Selasa 17 Nov 2015 16:18 WIB

'Polemik Freeport Terjadi karena Praktik Ilegal Dibiarkan Pemerintah'

Rep: Sapto Andika Candra/ Red: Nur Aini
Ketua Komisi VII DPR Kardaya Warnika
Foto: Republika/ Wihdan
Ketua Komisi VII DPR Kardaya Warnika

REPUBLIKA.CO.ID, JAKARTA -- Ketua Komisi VII DPR Kardaya Warnika menilai polemik Freeport belakangan, termasuk pelaporan Menteri Energi dan Sumber Daya Mineral (ESDM) Sudirman Said atas Setya Novanto ke Mahkamah Kehormatan Dewan (MKD) DPR, merupakan buntut dari tidak dijalankannya amanat UU tentang mineral dan batubara. 
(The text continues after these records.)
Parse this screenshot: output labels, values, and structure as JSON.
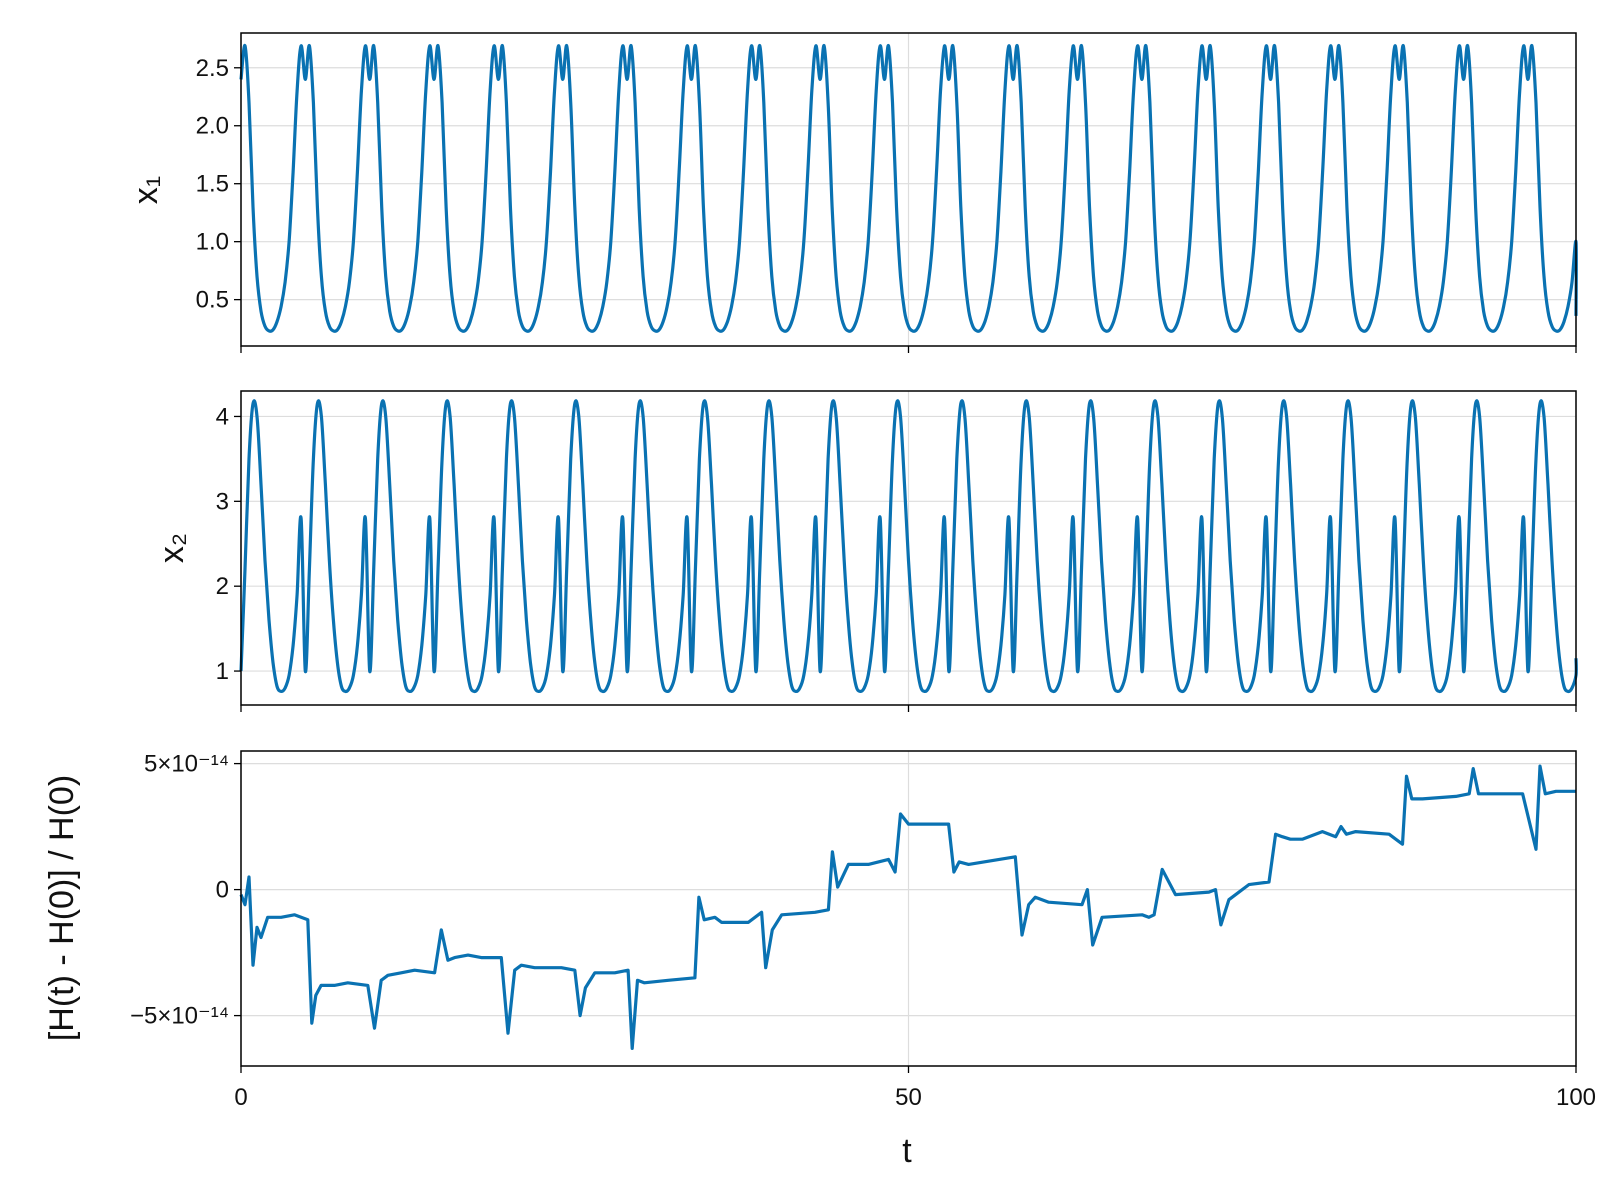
{
  "line_color": "#0a72b2",
  "frame_color": "#000000",
  "grid_color": "#dddddd",
  "chart_data": [
    {
      "type": "line",
      "id": "x1-panel",
      "xlabel": "",
      "ylabel": "x₁",
      "xlim": [
        0,
        100
      ],
      "ylim": [
        0.1,
        2.8
      ],
      "yticks": [
        {
          "value": 0.5,
          "label": "0.5"
        },
        {
          "value": 1.0,
          "label": "1.0"
        },
        {
          "value": 1.5,
          "label": "1.5"
        },
        {
          "value": 2.0,
          "label": "2.0"
        },
        {
          "value": 2.5,
          "label": "2.5"
        }
      ],
      "xticks": [
        {
          "value": 0,
          "label": ""
        },
        {
          "value": 50,
          "label": ""
        },
        {
          "value": 100,
          "label": ""
        }
      ],
      "grid": true,
      "series": [
        {
          "x": [
            0.0,
            0.3,
            0.6,
            0.9,
            1.2,
            1.5,
            1.8,
            2.1,
            2.4,
            2.7,
            3.0,
            3.3,
            3.6,
            3.9,
            4.2,
            4.5,
            4.8
          ],
          "y": [
            2.4,
            2.69,
            2.2,
            1.3,
            0.7,
            0.4,
            0.27,
            0.23,
            0.24,
            0.31,
            0.44,
            0.65,
            1.0,
            1.6,
            2.3,
            2.69,
            2.4
          ],
          "period": 4.82,
          "note_tail_value": 0.36
        }
      ]
    },
    {
      "type": "line",
      "id": "x2-panel",
      "xlabel": "",
      "ylabel": "x₂",
      "xlim": [
        0,
        100
      ],
      "ylim": [
        0.6,
        4.3
      ],
      "yticks": [
        {
          "value": 1,
          "label": "1"
        },
        {
          "value": 2,
          "label": "2"
        },
        {
          "value": 3,
          "label": "3"
        },
        {
          "value": 4,
          "label": "4"
        }
      ],
      "xticks": [
        {
          "value": 0,
          "label": ""
        },
        {
          "value": 50,
          "label": ""
        },
        {
          "value": 100,
          "label": ""
        }
      ],
      "grid": true,
      "series": [
        {
          "x": [
            0.0,
            0.3,
            0.6,
            0.9,
            1.2,
            1.5,
            1.8,
            2.1,
            2.4,
            2.7,
            3.0,
            3.3,
            3.6,
            3.9,
            4.2,
            4.5,
            4.8
          ],
          "y": [
            1.0,
            2.2,
            3.5,
            4.15,
            4.0,
            3.2,
            2.3,
            1.6,
            1.1,
            0.82,
            0.76,
            0.8,
            0.95,
            1.3,
            1.9,
            2.8,
            3.7
          ],
          "period": 4.82,
          "end_value": 1.15
        }
      ]
    },
    {
      "type": "line",
      "id": "energy-panel",
      "xlabel": "t",
      "ylabel": "[H(t) - H(0)] / H(0)",
      "xlim": [
        0,
        100
      ],
      "ylim": [
        -7e-14,
        5.5e-14
      ],
      "yticks": [
        {
          "value": -5e-14,
          "label": "−5×10⁻¹⁴"
        },
        {
          "value": 0,
          "label": "0"
        },
        {
          "value": 5e-14,
          "label": "5×10⁻¹⁴"
        }
      ],
      "xticks": [
        {
          "value": 0,
          "label": "0"
        },
        {
          "value": 50,
          "label": "50"
        },
        {
          "value": 100,
          "label": "100"
        }
      ],
      "grid": true,
      "series": [
        {
          "x": [
            0,
            0.3,
            0.6,
            0.9,
            1.2,
            1.5,
            2.0,
            3.0,
            4.0,
            5.0,
            5.3,
            5.6,
            6.0,
            7.0,
            8.0,
            9.5,
            10.0,
            10.5,
            11.0,
            12.0,
            13.0,
            14.5,
            15.0,
            15.5,
            16.0,
            17.0,
            18.0,
            19.5,
            20.0,
            20.5,
            21.0,
            22.0,
            24.0,
            25.0,
            25.4,
            25.8,
            26.5,
            28.0,
            29.0,
            29.3,
            29.7,
            30.2,
            32.0,
            34.0,
            34.3,
            34.7,
            35.5,
            36.0,
            38.0,
            39.0,
            39.3,
            39.8,
            40.5,
            43.0,
            44.0,
            44.3,
            44.7,
            45.5,
            47.0,
            48.5,
            49.0,
            49.4,
            50.0,
            53.0,
            53.4,
            53.8,
            54.5,
            58.0,
            58.5,
            59.0,
            59.5,
            60.5,
            63.0,
            63.4,
            63.8,
            64.5,
            67.5,
            68.0,
            68.4,
            69.0,
            70.0,
            72.5,
            73.0,
            73.4,
            74.0,
            75.5,
            77.0,
            77.5,
            78.0,
            78.6,
            79.5,
            81.0,
            82.0,
            82.4,
            82.8,
            83.5,
            86.0,
            87.0,
            87.3,
            87.7,
            88.5,
            91.0,
            92.0,
            92.3,
            92.7,
            93.5,
            96.0,
            97.0,
            97.3,
            97.7,
            98.5,
            100.0
          ],
          "y": [
            -2e-15,
            -6e-15,
            5e-15,
            -3e-14,
            -1.5e-14,
            -1.9e-14,
            -1.1e-14,
            -1.1e-14,
            -1e-14,
            -1.2e-14,
            -5.3e-14,
            -4.2e-14,
            -3.8e-14,
            -3.8e-14,
            -3.7e-14,
            -3.8e-14,
            -5.5e-14,
            -3.6e-14,
            -3.4e-14,
            -3.3e-14,
            -3.2e-14,
            -3.3e-14,
            -1.6e-14,
            -2.8e-14,
            -2.7e-14,
            -2.6e-14,
            -2.7e-14,
            -2.7e-14,
            -5.7e-14,
            -3.2e-14,
            -3e-14,
            -3.1e-14,
            -3.1e-14,
            -3.2e-14,
            -5e-14,
            -3.9e-14,
            -3.3e-14,
            -3.3e-14,
            -3.2e-14,
            -6.3e-14,
            -3.6e-14,
            -3.7e-14,
            -3.6e-14,
            -3.5e-14,
            -3e-15,
            -1.2e-14,
            -1.1e-14,
            -1.3e-14,
            -1.3e-14,
            -9e-15,
            -3.1e-14,
            -1.6e-14,
            -1e-14,
            -9e-15,
            -8e-15,
            1.5e-14,
            1e-15,
            1e-14,
            1e-14,
            1.2e-14,
            7e-15,
            3e-14,
            2.6e-14,
            2.6e-14,
            7e-15,
            1.1e-14,
            1e-14,
            1.3e-14,
            -1.8e-14,
            -6e-15,
            -3e-15,
            -5e-15,
            -6e-15,
            0.0,
            -2.2e-14,
            -1.1e-14,
            -1e-14,
            -1.1e-14,
            -1e-14,
            8e-15,
            -2e-15,
            -1e-15,
            0.0,
            -1.4e-14,
            -4e-15,
            2e-15,
            3e-15,
            2.2e-14,
            2.1e-14,
            2e-14,
            2e-14,
            2.3e-14,
            2.1e-14,
            2.5e-14,
            2.2e-14,
            2.3e-14,
            2.2e-14,
            1.8e-14,
            4.5e-14,
            3.6e-14,
            3.6e-14,
            3.7e-14,
            3.8e-14,
            4.8e-14,
            3.8e-14,
            3.8e-14,
            3.8e-14,
            1.6e-14,
            4.9e-14,
            3.8e-14,
            3.9e-14,
            3.9e-14
          ]
        }
      ]
    }
  ]
}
Salah satu poin pelanggaran yang dilakukan oleh Freeport dan dibiarkan oleh pemerintah adalah ekspor konsentrat yang seharusnya dilarang sejak 2014. Kardaya menilai, ekspor yang bertentangan dengan UU ini harus dihentikan. Hal ini karena, Freeport telah diberi amanat untuk mendirikan pemurnian mineral atau smelter untuk menambah nilai jual. Kegaduhan atas Freeport ini yang kemudian menarik beberapa oknum untuk ikut intervensi bahkan dengan membawa nama presiden dan wapres. 
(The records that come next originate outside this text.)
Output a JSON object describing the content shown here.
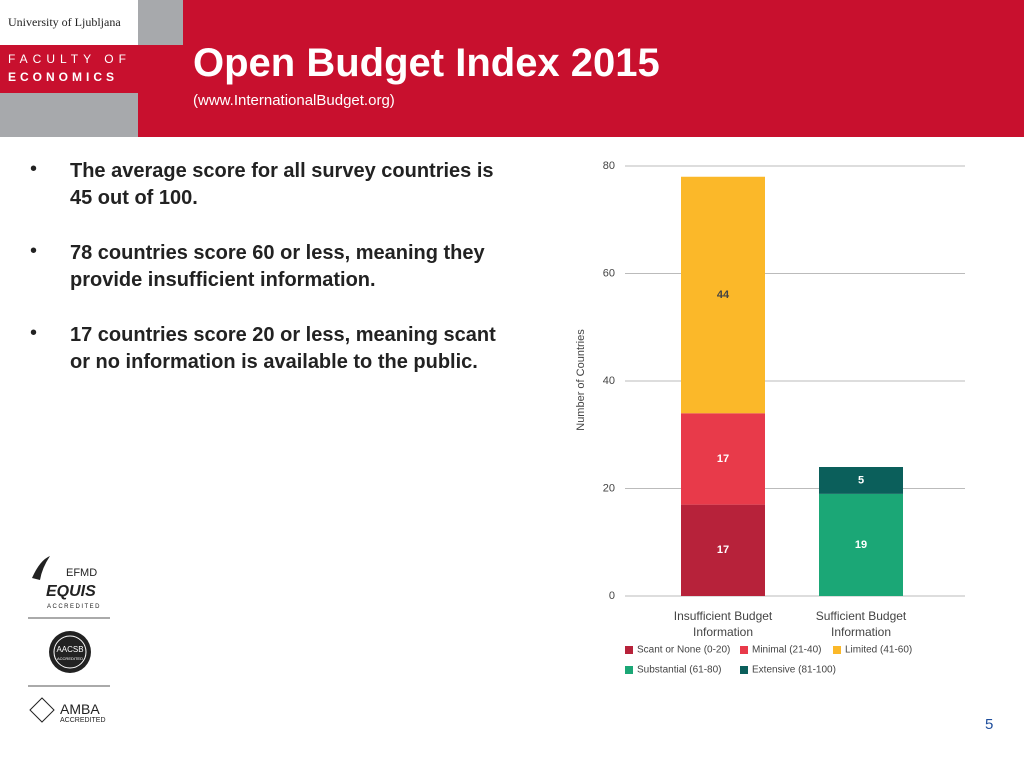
{
  "header": {
    "university": "University of Ljubljana",
    "faculty_line1": "FACULTY OF",
    "faculty_line2": "ECONOMICS",
    "title": "Open Budget Index 2015",
    "subtitle": "(www.InternationalBudget.org)"
  },
  "bullets": [
    "The average score for all survey countries is 45 out of 100.",
    "78 countries score 60 or less, meaning they provide insufficient information.",
    "17 countries score 20 or less, meaning scant or no information is available to the public."
  ],
  "logos": {
    "efmd": "EFMD",
    "equis": "EQUIS",
    "equis_accredited": "ACCREDITED",
    "aacsb": "AACSB",
    "aacsb_accredited": "ACCREDITED",
    "amba": "AMBA",
    "amba_accredited": "ACCREDITED"
  },
  "page_number": "5",
  "chart_data": {
    "type": "stacked_bar",
    "ylabel": "Number of Countries",
    "categories": [
      "Insufficient Budget Information",
      "Sufficient Budget Information"
    ],
    "series": [
      {
        "name": "Scant or None (0-20)",
        "color": "#b7223a",
        "values": [
          17,
          null
        ]
      },
      {
        "name": "Minimal (21-40)",
        "color": "#e83a4a",
        "values": [
          17,
          null
        ]
      },
      {
        "name": "Limited (41-60)",
        "color": "#fbb829",
        "values": [
          44,
          null
        ]
      },
      {
        "name": "Substantial (61-80)",
        "color": "#1ba776",
        "values": [
          null,
          19
        ]
      },
      {
        "name": "Extensive (81-100)",
        "color": "#0b5f5b",
        "values": [
          null,
          5
        ]
      }
    ],
    "ylim": [
      0,
      80
    ],
    "yticks": [
      0,
      20,
      40,
      60,
      80
    ],
    "grid": true
  }
}
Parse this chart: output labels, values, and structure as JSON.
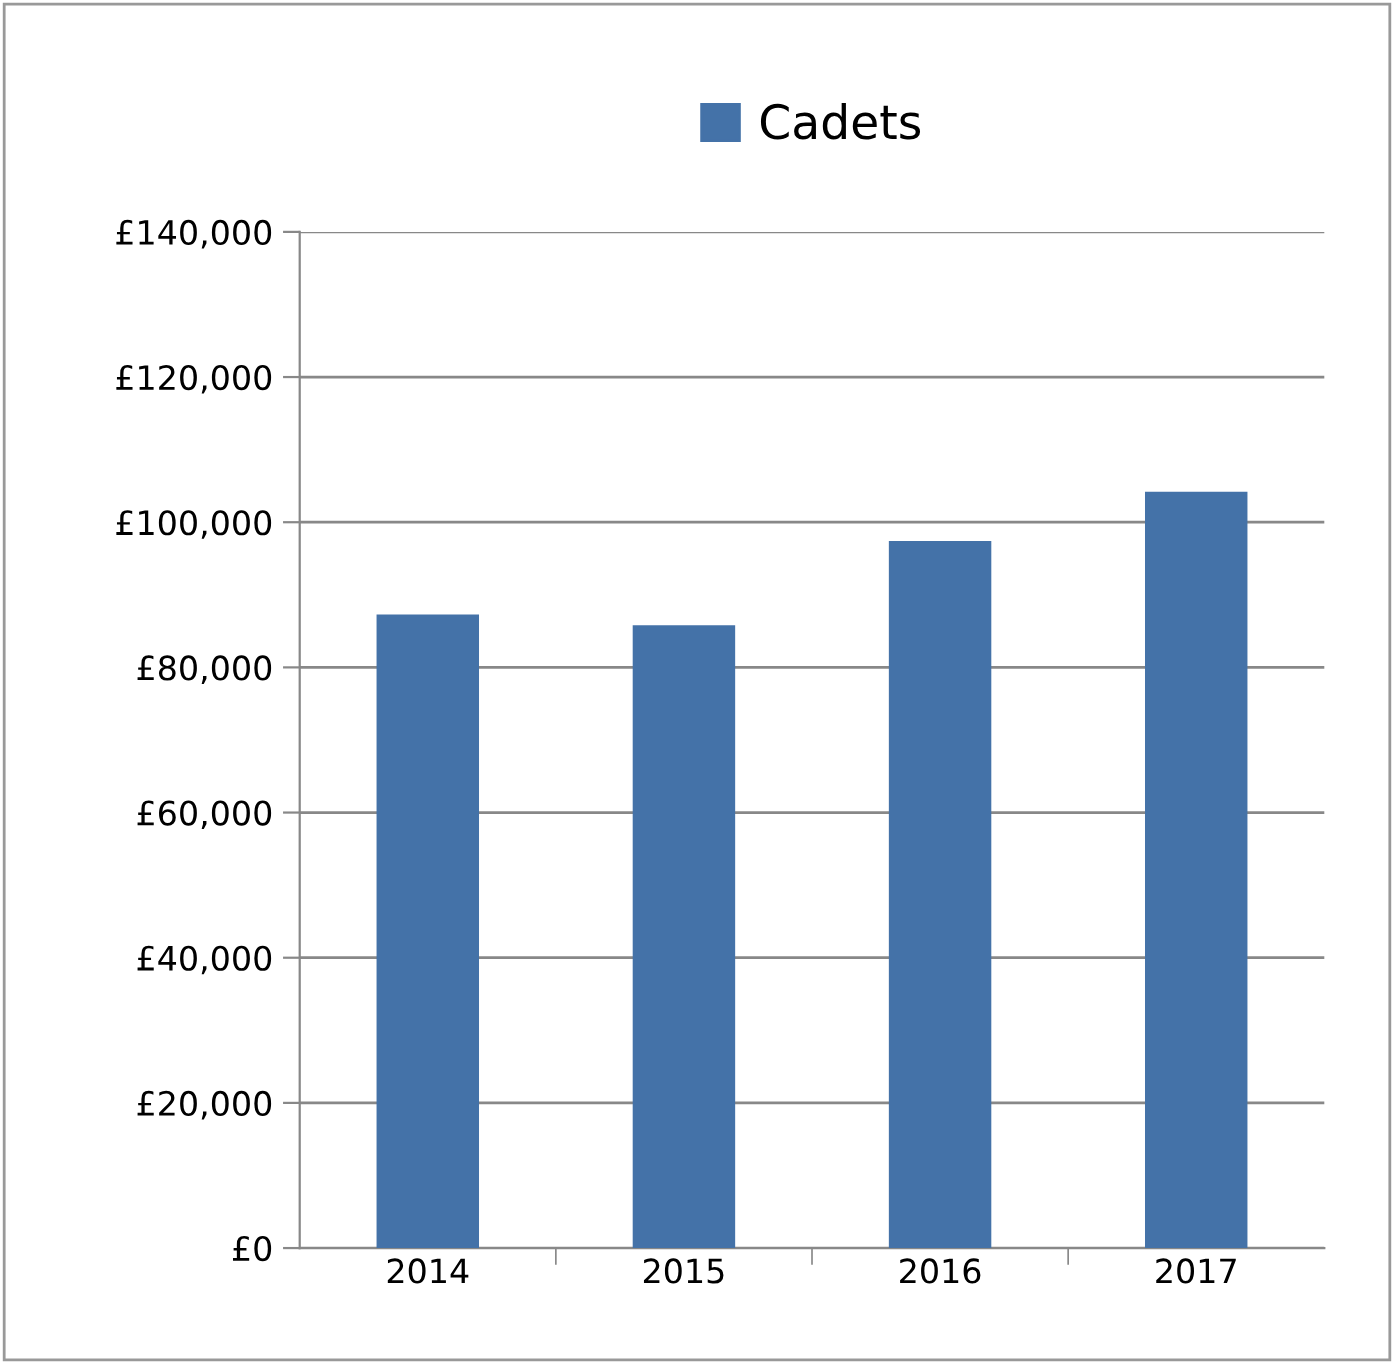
{
  "chart_data": {
    "type": "bar",
    "categories": [
      "2014",
      "2015",
      "2016",
      "2017"
    ],
    "series": [
      {
        "name": "Cadets",
        "color": "#4472a8",
        "values": [
          87300,
          85800,
          97400,
          104200
        ]
      }
    ],
    "ylim": [
      0,
      140000
    ],
    "yticks": [
      {
        "value": 0,
        "label": "£0"
      },
      {
        "value": 20000,
        "label": "£20,000"
      },
      {
        "value": 40000,
        "label": "£40,000"
      },
      {
        "value": 60000,
        "label": "£60,000"
      },
      {
        "value": 80000,
        "label": "£80,000"
      },
      {
        "value": 100000,
        "label": "£100,000"
      },
      {
        "value": 120000,
        "label": "£120,000"
      },
      {
        "value": 140000,
        "label": "£140,000"
      }
    ],
    "grid": "y",
    "legend": "top"
  }
}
"UU mengatakan bahwa negosiasi dilakukan hanya satu tahun setelah 2009. Jadi 2009 sampai 2010, berdasarkan UU tidak ada negosiasi-negosiasi. Kalau ada berarti ilegal," ujar Kardaya, Selasa (17/11). 

Sama halnya dengan perpanjangan kontrak karya Freeport yang jelas menurut UU Nomor 4 Tahun 2009 dan PP Nomor 77 Tahun 2014 bahwa permohonan perpanjangan hanya bisa maksimum dua tahun sebelum kontrak habis. Maka dalam kasus Freeport ini perpanjangan kontrak baru bisa dilakukan pada 2019.